The Purchase Tax yielded some £26,000,000. The tax was three weeks late in coming into operation, there have been certain restrictions on supplies, and the original estimate has also been affected by enemy operations. Its administration has worked quite smoothly. The registration of 40,000 traders was completed quickly, and the machinery of accounts has worked well. Nearly 60 per cent. of all returns due on 10th March were received within 10 days of that date. The fact that this scheme has been successfully established in this way has been largely due to the traders. I would not pretend that they like this tax, any more than any of us like taxation, but they took the common-sense view that as the money was wanted for the war, and as they were expected to administer and collect the tax, they should do it to the best of their ability, which they have done to the advantage of the revenue and the country.

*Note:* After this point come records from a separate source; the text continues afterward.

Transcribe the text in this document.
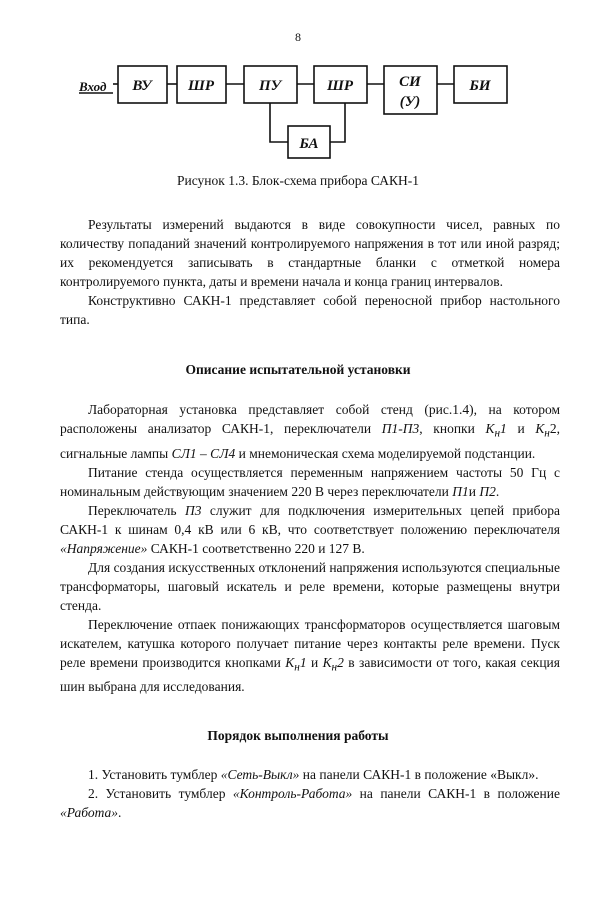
8
Вход ВУ ШР	ПУ	ШР	СИ
(У)
БИ
БА
Рисунок 1.3. Блок-схема прибора САКН-1

Результаты измерений выдаются в виде совокупности чисел, равных по количеству попаданий значений контролируемого напряжения в тот или иной разряд; их рекомендуется записывать в стандартные бланки с отметкой номера контролируемого пункта, даты и времени начала и конца границ интервалов.

Конструктивно САКН-1 представляет собой переносной прибор настольного типа.

Описание испытательной установки

Лабораторная установка представляет собой стенд (рис.1.4), на котором расположены анализатор САКН-1, переключатели П1-П3, кнопки $К_н1$ и $К_н2$, сигнальные лампы СЛ1 – СЛ4 и мнемоническая схема моделируемой подстанции.

Питание стенда осуществляется переменным напряжением частоты 50 Гц с номинальным действующим значением 220 В через переключатели П1и П2.

Переключатель П3 служит для подключения измерительных цепей прибора САКН-1 к шинам 0,4 кВ или 6 кВ, что соответствует положению переключателя «Напряжение» САКН-1 соответственно 220 и 127 В.

Для создания искусственных отклонений напряжения используются специальные трансформаторы, шаговый искатель и реле времени, которые размещены внутри стенда.

Переключение отпаек понижающих трансформаторов осуществляется шаговым искателем, катушка которого получает питание через контакты реле времени. Пуск реле времени производится кнопками $К_н1$ и $К_н2$ в зависимости от того, какая секция шин выбрана для исследования.

Порядок выполнения работы

1. Установить тумблер «Сеть-Выкл» на панели САКН-1 в положение «Выкл».

2. Установить тумблер «Контроль-Работа» на панели САКН-1 в положение «Работа».
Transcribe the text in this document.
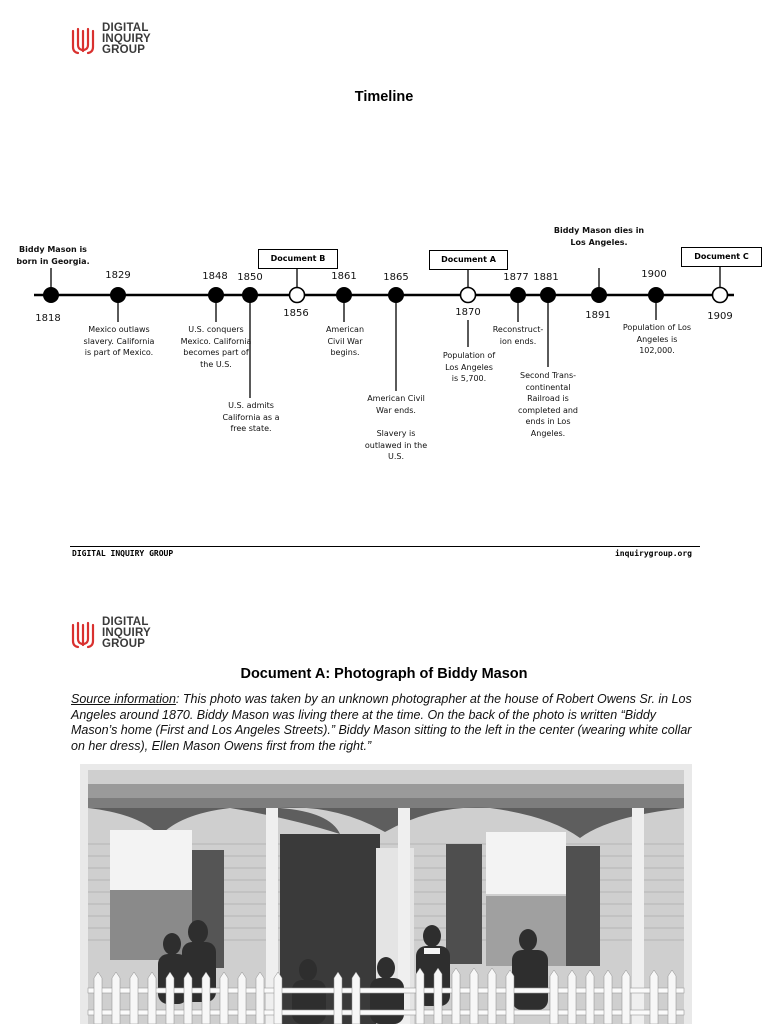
DIGITAL
INQUIRY
GROUP
Timeline
1818
1829	1848 1850
1856
1861	1865
1870
1877 1881
1891
1900
1909
Biddy Mason is born in Georgia.
Mexico outlaws slavery. California is part of Mexico.
U.S. conquers Mexico. California becomes part of the U.S.
U.S. admits California as a free state.
American Civil War begins.
American Civil War ends.
Slavery is outlawed in the U.S.
Population of Los Angeles is 5,700.
Reconstruct-ion ends.
Second Trans-continental Railroad is completed and ends in Los Angeles.
Biddy Mason dies in Los Angeles.
Population of Los Angeles is 102,000.
Document B	Document A	Document C
DIGITAL INQUIRY GROUP	inquirygroup.org
DIGITAL
INQUIRY
GROUP
Document A: Photograph of Biddy Mason
Source information: This photo was taken by an unknown photographer at the house of Robert Owens Sr. in Los Angeles around 1870. Biddy Mason was living there at the time. On the back of the photo is written “Biddy Mason’s home (First and Los Angeles Streets).” Biddy Mason sitting to the left in the center (wearing white collar on her dress), Ellen Mason Owens first from the right.”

Other sources of revenue produced £88,000,000, against an estimate of £68,000,000, £3,000,000 of the excess being attributable to the Motor Vehicle Duties and £13,000,000 to the very large number of free gifts to the Exchequer. This total excludes generous contributions sent direct to my right hon. Friend the Minister of Aircraft Production towards the cost of aircraft. The steady flow of such gifts, both large and small, is a constant source of pride and gratification, and I am sure the nation will wish me to express its thanks again to all those at home and overseas who have helped us in such a spirit of patriotic self-denial.
It will be seen that towards the total expenditure of £3,884,000,000 we have received a total revenueof£1,409,000,000, which left a deficiency of £2,475,000,000 which had to be met by other means.